Un appello raccolto nel suo intervento al congresso da Andrea Filippi, segretario nazionale della Fp Cgil Medici: “Abbiamo bisogno di ribaltare l'attuale modo di guardare al problema, che è tutto incentrato sul valore economico della malattia, anziché su quello della salute. E questa è l'impostazione che come Cgil stiamo cercando di dare anche alla nostra vertenza per il rinnovo del contratto – ha aggiunto il segretario – per far passare il concetto che è impossibile garantire il diritto alla salute senza valorizzare gli operatori della sanità”.

Certamente, il successo dello sciopero dei medici del 23 novembre (adesioni sopra l'80%) è stato un primo risultato importante, ma – ha detto Filippi – non sufficiente: “In piazza eravamo soltanto medici e questo non può andare bene. Serve un movimento che metta insieme tutti gli operatori e la cittadinanza, per rivendicare l'importanza dei servizi pubblici, del welfare e del loro finanziamento”.

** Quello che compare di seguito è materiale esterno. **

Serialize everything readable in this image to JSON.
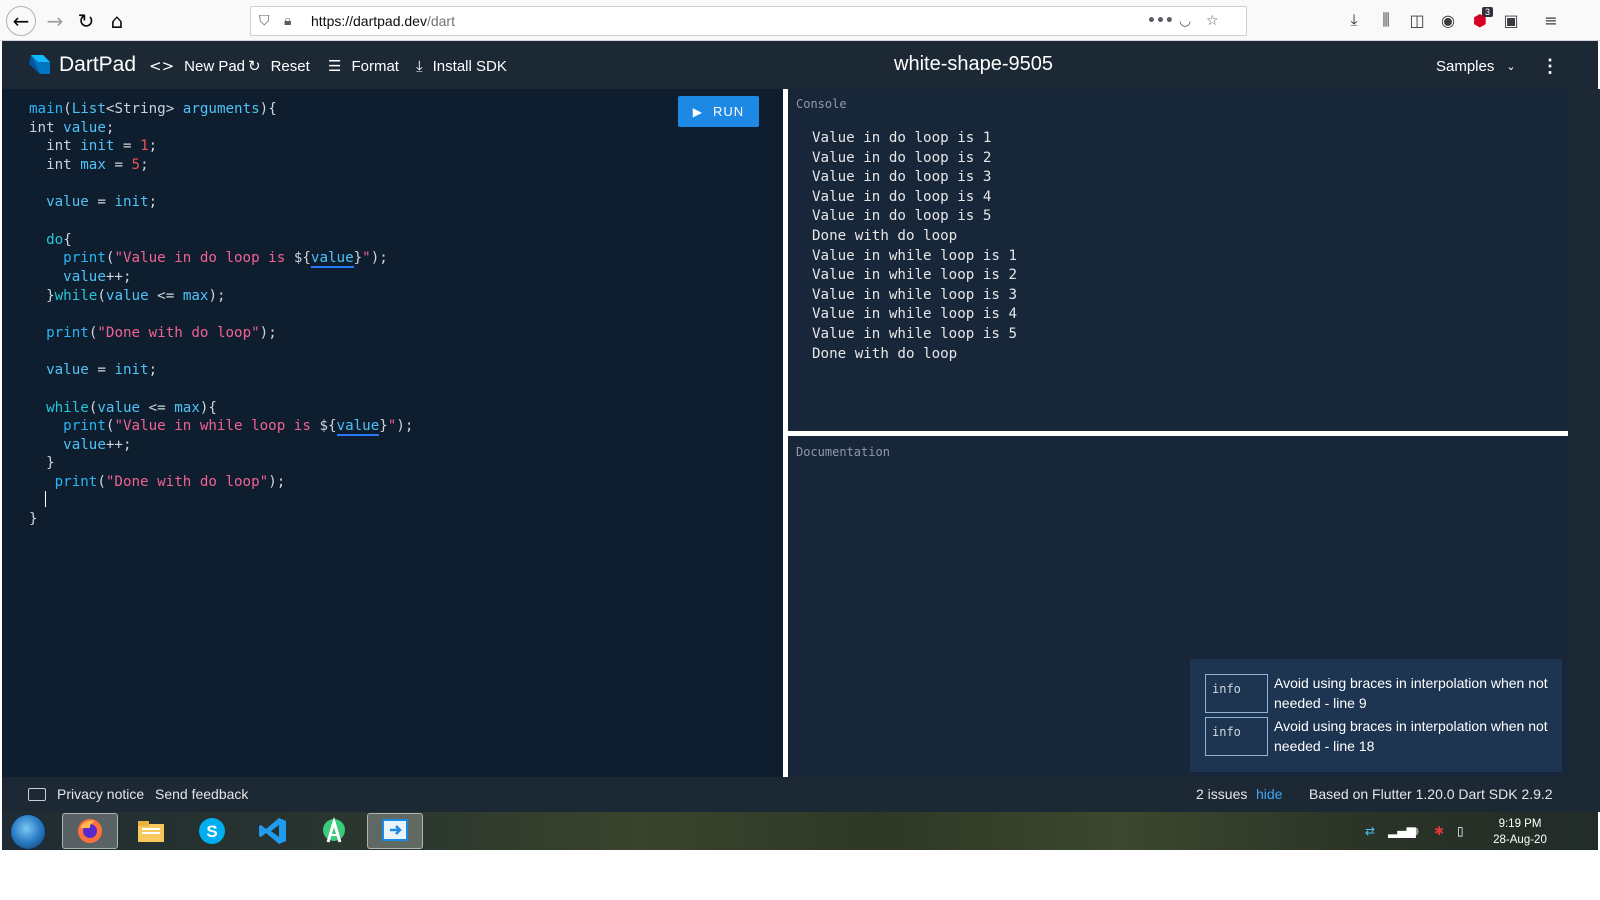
{
  "browser": {
    "url_host": "https://dartpad.dev",
    "url_path": "/dart",
    "extension_badge": "3"
  },
  "header": {
    "app_title": "DartPad",
    "new_pad": "New Pad",
    "reset": "Reset",
    "format": "Format",
    "install_sdk": "Install SDK",
    "pad_name": "white-shape-9505",
    "samples": "Samples"
  },
  "editor": {
    "run_label": "RUN",
    "lines": [
      "main(List<String> arguments){",
      "int value;",
      "  int init = 1;",
      "  int max = 5;",
      "",
      "  value = init;",
      "",
      "  do{",
      "    print(\"Value in do loop is ${value}\");",
      "    value++;",
      "  }while(value <= max);",
      "",
      "  print(\"Done with do loop\");",
      "",
      "  value = init;",
      "",
      "  while(value <= max){",
      "    print(\"Value in while loop is ${value}\");",
      "    value++;",
      "  }",
      "   print(\"Done with do loop\");",
      "",
      "}"
    ]
  },
  "console": {
    "label": "Console",
    "lines": [
      "Value in do loop is 1",
      "Value in do loop is 2",
      "Value in do loop is 3",
      "Value in do loop is 4",
      "Value in do loop is 5",
      "Done with do loop",
      "Value in while loop is 1",
      "Value in while loop is 2",
      "Value in while loop is 3",
      "Value in while loop is 4",
      "Value in while loop is 5",
      "Done with do loop"
    ]
  },
  "documentation": {
    "label": "Documentation"
  },
  "issues": [
    {
      "level": "info",
      "message": "Avoid using braces in interpolation when not needed - line 9"
    },
    {
      "level": "info",
      "message": "Avoid using braces in interpolation when not needed - line 18"
    }
  ],
  "footer": {
    "privacy": "Privacy notice",
    "feedback": "Send feedback",
    "issue_count": "2 issues",
    "hide": "hide",
    "sdk_info": "Based on Flutter 1.20.0 Dart SDK 2.9.2"
  },
  "taskbar": {
    "time": "9:19 PM",
    "date": "28-Aug-20"
  },
  "colors": {
    "header_bg": "#1c2834",
    "editor_bg": "#0f1e2f",
    "panel_bg": "#18263a",
    "run_button": "#1e88e5",
    "issues_bg": "#1d3550",
    "link": "#42a5f5"
  }
}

Il presidio dei lavoratori della sanità privata a Roma

Una vertenza che parta in primo luogo dalla rivendicazione di migliori condizioni di lavoro per gli operatori, del pubblico e del privato accreditato (da 11 anni senza contratto). Questa è la priorità anche secondo Michele Vannini, capo area Sanità della Fp Cgil nazionale. “Perché il problema ha raggiunto ormai dimensioni tali da riverberarsi sulla salute stessa di chi in sanità ci lavora e quindi naturalmente, sulla qualità del servizio”, ha osservato Vannini. Carichi di lavoro insostenibili e deterioramento delle condizioni per gli operatori portano sempre più spesso a casi di burnout e di consunzione fisica anticipata. “Un operatore – ha detto ancora il dirigente sindacale - che sia infermiere, Oss o medico, che quando smonta dalla notte non ha una sostituzione e non può recuperare energie, è uno che pagherà sulla propria salute quella carenza di personale e fornirà la prestazione che può fornire una persona che sta lavorando da 12 ore e deve andare avanti per altre 6”.

“E allora – conclude Vannini - quando Marmot ci invita a tenere in forte connessione il tema sanità con i fattori sociali, ci richiama anche alla necessità di costruire una mobilitazione e un consenso crescente rispetto al fatto che il nostro Ssn è vicinissimo a un punto di rottura. Ed essendo quello strumento nato e cresciuto per garantire il diritto costituzionale alla salute questa partita deve diventare patrimonio comune della cittadinanza”.

Sì, ma le risorse? La domanda è sempre la stessa ed è anche legittima: dove si trovano le risorse per finanziare i servizi, assumere personale, rilanciare il welfare? È ancora il professor Marmot a offrire una risposta: “Il 50% della ricchezza nascosta nei paradisi fiscali appartiene allo 0,01% dei ricchi delle economie più avanzate – ha detto l'epidemiologo - E questa ricchezza equivale al 5% del Pil mondiale. Un'elusione fiscale enorme. Centinaia di miliardi di euro sottratti ogni anno alla collettività, risorse che – ha concluso Marmot - si potrebbero destinare ai nostri sistemi sanitari”.